Keith Thompson said:
Apart from EXIT_SUCCESS being undeclared (it's in <stdlib.h>, not
<stdio.h>), I'm not sure. I had thought that C89/C90 allows implicit
int only for functions, not for objects, but I might be mistaken. (I
just took a quick look through the C90 standard and didn't find
anything definitive.)

I'm sure someone here can provide the appropriate chapter and verse.

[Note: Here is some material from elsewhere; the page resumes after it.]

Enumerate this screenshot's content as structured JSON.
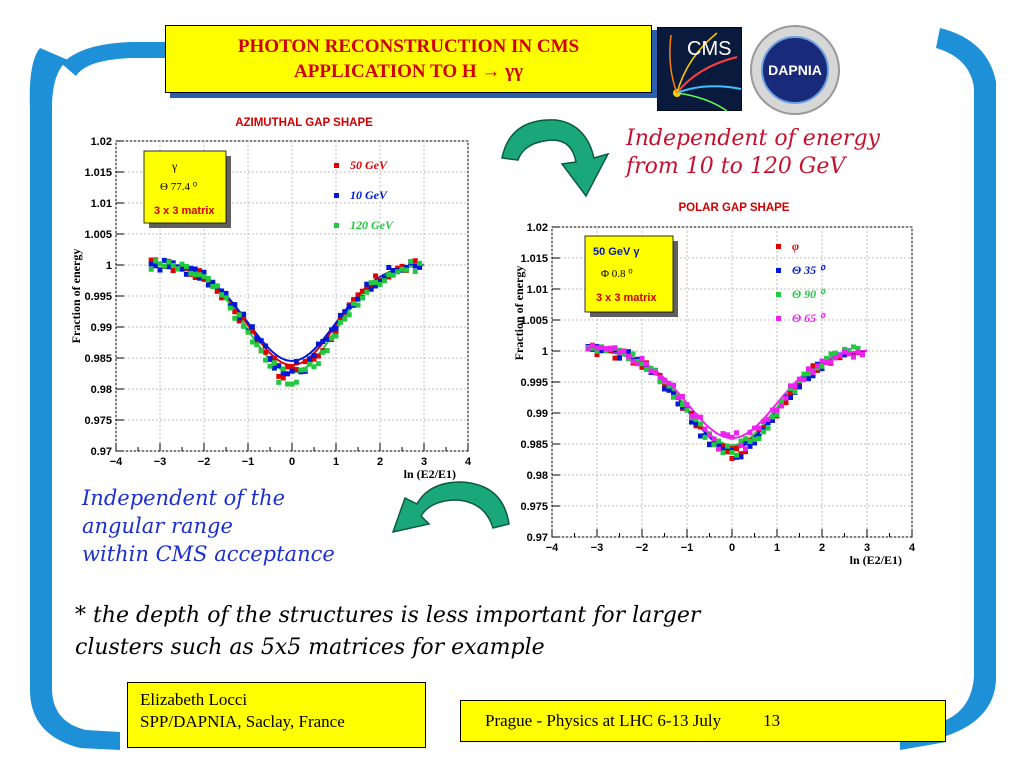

It's hard to provide exact C&V that prohibits something that's
not prohibited. My C standard notes say the following:

In C90, a declaration without a type specifier had `int'
supplied by default, called "implicit `int'" (C89 6.5.2#3).
C99 disallows this practice, requiring that a type specifier
be explicitly supplied (C99 6.7.2#2).
 
K

Keith Thompson

Ben Pfaff said:
It's hard to provide exact C&V that prohibits something that's
not prohibited. My C standard notes say the following:

In C90, a declaration without a type specifier had `int'
supplied by default, called "implicit `int'" (C89 6.5.2#3).
C99 disallows this practice, requiring that a type specifier
be explicitly supplied (C99 6.7.2#2).

It's not just not prohibited; there's an explicit rule that says that
a declaration with no type specifier is implicitly of type int. I
missed it because it's fairly well hidden in C90 6.5.2:

Constraints

Each list of type specifiers shall be one of the following sets
(delimited by commas, when there is more than one set on a line);
the type specifiers may occur in any order, possibly intermixed
with the other declaration specifiers.

-- void
-- char
[snip]
-- int, signed, signed int, or no type specifiers
[snip]

Semantics

[snip]

Each of the above comma-separated sets designates the same type,
except that for bit-fields, the type signed int (or signed) may
differ from int (or no type specifiers).

So it looks like I was correct to think that I might be mistaken.
 
B

Ben Pfaff

Keith Thompson said:
It's not just not prohibited; there's an explicit rule that says that
a declaration with no type specifier is implicitly of type int. I
missed it because it's fairly well hidden in C90 6.5.2:

Indeed. That's why I, above, cited the paragraph containing this
very list.
 
C

Chris Dollin

Michael said:
And it's high time the committee did something about that, too. Quick,
someone invent a new use for "auto".

Using `auto` on a declaration outside a function allows its initialising
expression to be non-static; the value is computed no later than the
first dynamic reference to the variable, and no sooner than all other
variables referenced in that expression.

Delightfully, this allows you to have `auto static` (or, of course,
`static auto`) variables.

An obvious extension is to allow `auto static` inside a function. Naturally
the initialisation expression can here refer to in-scope auto variables.